The Subverting of OC Justice
Perspectives Essay
by Roger Copeland,  professor of theater and dance

 

By taking the unprecedented step of invoking an obscure “By-law” in order to overturn an ostensibly “final” decision of the College’s Community Board in the Barnard assault case, President Dye has done enormous –– perhaps irreparable –– damage to the integrity of Oberlin’s judicial system. The President has behaved in a manner that may well be politically expedient and personally convenient, but which is ethically –– and judicially –– suspect. With this action, she has single-handedly undermined the recent efforts by Associate Dean of Students Bill Stackman and Dean of Students Peter Goldsmith to clarify and consolidate all relevant information about Oberlin’s judicial process in the so-called “Regs Book” that is provided to every student at the beginning of each academic year.

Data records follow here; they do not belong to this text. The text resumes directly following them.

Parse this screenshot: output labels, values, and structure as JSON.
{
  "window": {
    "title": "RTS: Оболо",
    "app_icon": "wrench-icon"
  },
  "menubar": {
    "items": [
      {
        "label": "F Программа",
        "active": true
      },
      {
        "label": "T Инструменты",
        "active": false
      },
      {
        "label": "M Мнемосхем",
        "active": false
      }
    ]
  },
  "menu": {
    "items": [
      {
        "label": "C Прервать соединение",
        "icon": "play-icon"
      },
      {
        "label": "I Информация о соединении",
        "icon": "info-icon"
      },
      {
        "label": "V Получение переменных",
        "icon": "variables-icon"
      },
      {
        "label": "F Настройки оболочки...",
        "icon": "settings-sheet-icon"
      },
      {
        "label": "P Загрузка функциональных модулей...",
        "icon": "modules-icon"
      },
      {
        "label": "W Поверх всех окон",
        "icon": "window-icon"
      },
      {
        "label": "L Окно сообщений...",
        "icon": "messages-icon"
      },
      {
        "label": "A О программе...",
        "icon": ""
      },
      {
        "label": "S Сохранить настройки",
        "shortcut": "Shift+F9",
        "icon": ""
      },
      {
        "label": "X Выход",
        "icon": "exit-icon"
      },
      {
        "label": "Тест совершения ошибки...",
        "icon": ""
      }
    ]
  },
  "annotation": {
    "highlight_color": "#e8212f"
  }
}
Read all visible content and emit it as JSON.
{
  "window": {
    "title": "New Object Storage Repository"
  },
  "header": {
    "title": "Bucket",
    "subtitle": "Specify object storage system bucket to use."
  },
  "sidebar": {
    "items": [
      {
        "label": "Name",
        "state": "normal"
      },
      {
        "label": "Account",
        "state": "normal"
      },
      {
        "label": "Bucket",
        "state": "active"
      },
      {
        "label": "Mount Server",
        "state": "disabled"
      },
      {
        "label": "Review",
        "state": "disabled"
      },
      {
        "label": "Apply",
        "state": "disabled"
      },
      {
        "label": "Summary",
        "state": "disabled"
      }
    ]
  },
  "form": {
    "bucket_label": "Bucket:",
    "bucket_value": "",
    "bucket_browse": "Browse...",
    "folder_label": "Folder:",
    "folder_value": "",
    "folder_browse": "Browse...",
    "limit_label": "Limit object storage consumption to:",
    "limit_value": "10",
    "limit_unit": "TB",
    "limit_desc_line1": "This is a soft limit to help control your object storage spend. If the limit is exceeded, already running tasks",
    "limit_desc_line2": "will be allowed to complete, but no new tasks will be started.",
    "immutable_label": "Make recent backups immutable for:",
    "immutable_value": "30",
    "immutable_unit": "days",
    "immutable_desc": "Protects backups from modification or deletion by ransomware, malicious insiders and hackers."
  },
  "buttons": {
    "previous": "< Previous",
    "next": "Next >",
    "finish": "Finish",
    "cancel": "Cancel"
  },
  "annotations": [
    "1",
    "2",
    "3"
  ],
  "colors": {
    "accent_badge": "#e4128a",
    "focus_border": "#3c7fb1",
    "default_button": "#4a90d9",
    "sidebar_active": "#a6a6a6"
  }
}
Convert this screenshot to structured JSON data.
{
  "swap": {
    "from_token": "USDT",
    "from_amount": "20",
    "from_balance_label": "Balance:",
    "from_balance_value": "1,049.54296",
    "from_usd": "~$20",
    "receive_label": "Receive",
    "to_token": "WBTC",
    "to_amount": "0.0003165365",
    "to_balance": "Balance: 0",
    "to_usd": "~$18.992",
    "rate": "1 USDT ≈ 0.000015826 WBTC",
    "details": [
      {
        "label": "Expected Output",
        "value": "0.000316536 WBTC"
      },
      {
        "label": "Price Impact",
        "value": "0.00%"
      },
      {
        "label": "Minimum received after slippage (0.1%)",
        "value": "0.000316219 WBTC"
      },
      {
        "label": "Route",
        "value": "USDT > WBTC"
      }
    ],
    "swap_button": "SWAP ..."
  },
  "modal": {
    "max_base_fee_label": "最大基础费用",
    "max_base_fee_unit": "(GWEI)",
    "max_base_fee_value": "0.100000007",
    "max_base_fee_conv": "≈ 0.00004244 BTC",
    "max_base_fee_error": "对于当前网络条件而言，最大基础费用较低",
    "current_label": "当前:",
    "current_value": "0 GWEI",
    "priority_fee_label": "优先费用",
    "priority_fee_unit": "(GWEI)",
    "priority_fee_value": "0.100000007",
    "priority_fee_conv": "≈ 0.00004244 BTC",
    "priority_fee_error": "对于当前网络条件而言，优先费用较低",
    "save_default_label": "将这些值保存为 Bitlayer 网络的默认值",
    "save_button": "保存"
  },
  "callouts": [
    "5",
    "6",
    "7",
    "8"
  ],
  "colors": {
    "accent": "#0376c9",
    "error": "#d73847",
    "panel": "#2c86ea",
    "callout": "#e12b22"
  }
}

Indeed, in his introduction to this year’s Regs Book, Goldsmith writes, “What follows are the rules and regulations of our community. It is incumbent upon you to be familiar with them, to understand their meaning, and to consider the ways in which they may touch upon your life.” But it is equally incumbent upon the College’s administration to work within the judicial framework articulated by these rules and regulations. The Regs Book mentions one –– and only one –– role that the college President can play with regard to the Judicial Appeal process. This appears on pg. 33 (Article IX. Section 14); and it reads as follows “In the event that a request for an appeal is denied by the Community Board, an ultimate appeal may be made to the President (or her designee) in writing within ten days of the Community Board’s decision. The determination of the President (or her designee) is final.” 
There is no mention whatsoever of the arcane, and to the best of my knowledge never-before invoked College By-Law that President Nancy Dye cites as her justification for overturning the deliberations of the three faculty members and two students who constituted the judicial panel that heard the formal appeal of the three defendants in this case. It is equally important to realize that no appeal was ever made to the President in this matter. Unless by “appeal,” one means the steady of drumbeat of public opinion that called upon her administration to “do something” about an unpopular verdict. 
But since when does public opinion –– no matter how forcefully or threateningly expressed –– have any proper bearing on questions of guilt, innocence or severity of punishment? As in any fair and rigorous judicial process, the lengthy and painstaking deliberations of those who are impaneled to make legally-binding decisions need to be carefully insulated from the exhortations of protestors and the public at large. Anything else smacks of vigilantism and mob rule. And this is precisely what Nancy Dye has surrendered to. Ironically, on May 11, the President’s Office released a statement defending the controversial decision by Community Board, and it read in part, “The administration has not been involved in the process, nor would it be appropriate under the judicial processes for the administration to have been involved in the matter.” That same day, the Dean of Students also issued a statement which contained the following sentence “A controversial outcome should not prompt us to overturn or subvert the process by granting decision-making authority to administrators that our present system does not allow for.” 
So far so good. But later that very same day (May 11), 25 angry students demonstrated against the verdict of Community Board and reportedly threatened to disrupt this year’s Commencement ceremonies if Nancy Dye failed to find some way of reversing the result of the appeal process. Hence, it would appear, an archaeological dig was undertaken to unearth some dusty by-law (no where alluded to the “Regs” book) that would grant the President authority to take justice into her own hands. 
My criticism of the President should in no way be construed as a defense of the three perpetrators in the Barnard case whose behavior I find utterly reprehensible, indeed indefensible (whether or not it constituted “assault” in the generally agreed upon meaning of that term). My concern is with due process, and to a lesser extent, the fear that this case now borders on a form of selective prosecution. I can’t help noticing that all three of the accused are members of that distinctive Oberlin minority group known as the football team. Had the defendants been members of any other minority group on campus, would the President have intervened so as to permanently expel two of them? I doubt it. At Oberlin, football players are an easy sacrifice on the altar of public opinion. Indeed, Oberlin gives new meaning to the phrase “Justice is blind.” Here, it seems, justice is not only blind, but deaf and dumb as well.